The entire world is currently facing one of the worst pandemics in human history. The spread of the COVID-19 virus does not only have an impact on the health systems and economies of all nations, but also on the environment. There are some positive and negative environmental repercussions.

In 2004, the Kyoto Protocol was created, which aims to reduce CO2 emissions as a way to tackle climate change. No internal measure taken by any of the subscribing states of this protocol has had such an impact on the reduction of emission levels as COVID-19 has had as a consequence of the decrease in the use of fuels in production and transport activities. According to Carbon Brief[1], based on the images captured by satellites, China’s emissions had a 25%[2] reduction in February of this year in comparison with last year. The reduction of CO2 emissions worldwide represents a relief to the planet, since it is one of the greenhouse gases that cause climate change.

Rob Jackson, president of the Global Carbon Project, organization responsible for making annual emissions estimates, recently said that CO2 emissions could have 5% reduction this year, something that has not happened since World War II. The last major reduction in emission levels was during the 2008 financial crisis, when CO2 emissions decreased 1.4%; but as there was no structural change in the global industry immediately after the crisis, the level of emissions rose 5.1%.

On April 13, the Ministry of the Environment reported that the level of particulate matter in the Metropolitan Area of San Salvador for the period between March 30 and April 12 was less than 2.5 micrometers in diameter. Particulate matter is particles of dust, dirt, soot, smoke, etc., so its reduction results in satisfactory air quality.

In addition to emissions, it is relevant to mention the impact on waste generation. The treatment of all infected and suspected contagion people, the application of tests and the prevention of COVID-19 implicate the increased generation of common waste and medical waste, which requires special treatment. The separation and disposal of medical waste corresponds to the institution that generates it. But there is also an increase in common waste as a result of home quarantine, so it is the obligation of natural persons to separate waste, at least, between organic and non-organic, as established in article 31 of the Law for the Comprehensive Management of Waste and Recycling Promotion that recently came into effect in our country on March 9th of this year, published in the Official Journal on February 27th.

It is important that we all assume an active role in this crisis and do our part to make the least possible impact on the environment with the generation of waste, not only with food or similar waste, but also with the proper treatment of disposable goods, such as masks and gloves, whose use has increased recently. Deposit the garbage in its place, separate it according to its nature (special attention should be made on the disposable masks and gloves that are very common these days, and which should be also place separately) and try to reduce the amount of garbage we generate are some recommendations that we should follow.

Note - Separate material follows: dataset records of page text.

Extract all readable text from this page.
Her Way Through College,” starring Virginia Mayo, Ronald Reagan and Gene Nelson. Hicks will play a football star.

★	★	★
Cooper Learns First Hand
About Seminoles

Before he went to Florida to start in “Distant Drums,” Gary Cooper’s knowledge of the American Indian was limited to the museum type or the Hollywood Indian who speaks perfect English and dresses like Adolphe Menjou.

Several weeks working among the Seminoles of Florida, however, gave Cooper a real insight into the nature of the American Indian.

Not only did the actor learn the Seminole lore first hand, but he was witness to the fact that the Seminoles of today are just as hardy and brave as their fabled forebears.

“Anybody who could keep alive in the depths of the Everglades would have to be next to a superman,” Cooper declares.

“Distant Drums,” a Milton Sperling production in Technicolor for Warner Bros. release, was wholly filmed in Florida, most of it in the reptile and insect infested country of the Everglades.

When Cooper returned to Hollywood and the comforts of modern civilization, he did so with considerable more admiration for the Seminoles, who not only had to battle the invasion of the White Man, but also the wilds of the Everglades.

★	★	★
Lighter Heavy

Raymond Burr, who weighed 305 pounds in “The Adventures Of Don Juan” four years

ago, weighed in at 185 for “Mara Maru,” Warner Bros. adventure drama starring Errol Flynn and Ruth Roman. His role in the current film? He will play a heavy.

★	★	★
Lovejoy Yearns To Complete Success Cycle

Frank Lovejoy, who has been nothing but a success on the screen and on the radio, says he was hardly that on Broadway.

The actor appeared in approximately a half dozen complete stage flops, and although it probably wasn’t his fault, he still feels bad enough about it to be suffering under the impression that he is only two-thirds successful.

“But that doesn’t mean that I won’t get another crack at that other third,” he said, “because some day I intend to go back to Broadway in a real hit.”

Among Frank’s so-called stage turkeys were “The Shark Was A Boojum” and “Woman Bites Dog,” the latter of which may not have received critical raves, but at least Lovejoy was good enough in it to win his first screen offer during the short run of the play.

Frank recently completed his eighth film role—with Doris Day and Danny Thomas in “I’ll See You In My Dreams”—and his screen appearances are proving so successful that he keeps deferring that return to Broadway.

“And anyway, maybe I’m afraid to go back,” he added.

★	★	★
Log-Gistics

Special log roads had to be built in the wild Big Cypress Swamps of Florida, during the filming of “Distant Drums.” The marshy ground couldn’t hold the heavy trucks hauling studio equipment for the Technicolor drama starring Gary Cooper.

The impact that COVID-19 is having worldwide on the environment represents a relief for the planet in terms of emissions, which should lead us to think of plans and strategies to change production and industrial processes in a way that we cause the least negative impact on our planet. It is a mistake to think that the responsibility to reduce emissions rests solely with the large industries, since each person can make their contribution, for example by seeking adequate maintenance for vehicles to avoid excessive emissions.